# Directional Derivative of a discontinuous function

1. Nov 3, 2011

### Useful nucleus

I was reviewing basic calculus of of functions of several variables. It struck me that in one of the exercises, it was required to show that a given function has directional derivative for all directions at the origin (0,0) even though it is not continuous at (0,0).
Without getting into the details , I thought that this does not make sense as the function has to be differentiable at (0,0) for the directional derivatives to exist. And differentiability implies the continuity of the function at (0,0).
Am I missing something here?

2. Nov 3, 2011

### mathman

If you define derivative the usual way, you need a value for the function at the origin, which you don't have. However near the origin it is possible to have the same derivative in all directions.

3. Nov 4, 2011

### Useful nucleus

Indeed the function given in that excercise is defined at the origin but it is not continuous at it. Does that imply that my conclusion is wrong?

4. Nov 4, 2011

### mathman

If you have derivatives at all points near the origin, and they all have the same limit at the origin, this limit may be called the derivative at the origin, even if the function is discontinuous there. At this point, it is more a matter of convention.

5. Nov 4, 2011

### mathwonk

"the function has to be differentiable at (0,0) for the directional derivatives to exist."

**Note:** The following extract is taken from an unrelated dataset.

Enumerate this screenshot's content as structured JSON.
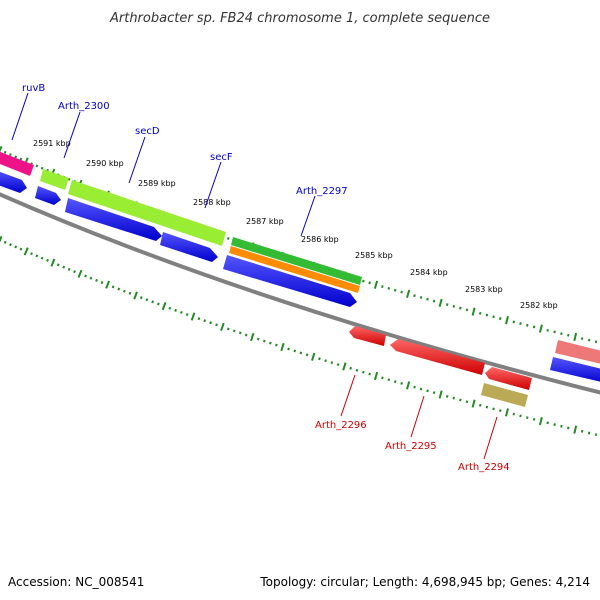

this statement is false. to be differentiable, the directional derivatives not only have to exist, they have to depend linearly on the derivatives in the coordinate axis directions.

e.g. the derivative in the direction (1,1) has to be the sum of the derivatives in the directions (1,0) and (0,1).

the existence of all directional derivatives at (0,0) only implies continuity along all lines through the origin. one can cook up examples that are continuous along all lines, but not along some curve, say a parabola, through the origin.

e.g.: f (x, y) = [xy^2]/[x^2+y^4], if x ≠ 0, and f (0, y) = 0.

Last edited: Nov 4, 2011
6. Nov 6, 2011

### Useful nucleus

Thank you mathman and mathwonk for your help!
Indeed the exercise is exactly the one that mathwonk has cooked!
I kept thinking in terms of the theorems that helps in evaluating the directional derivative using the gradient. These theorems requires the differentiability of the function. However, the definition of the directional derivative does not require the differentiability, and using the definition I managed to show that the directional derivative is (0) for f(x,y) given in the above post.
It is always useful to think in definitions first before jumping to theorems!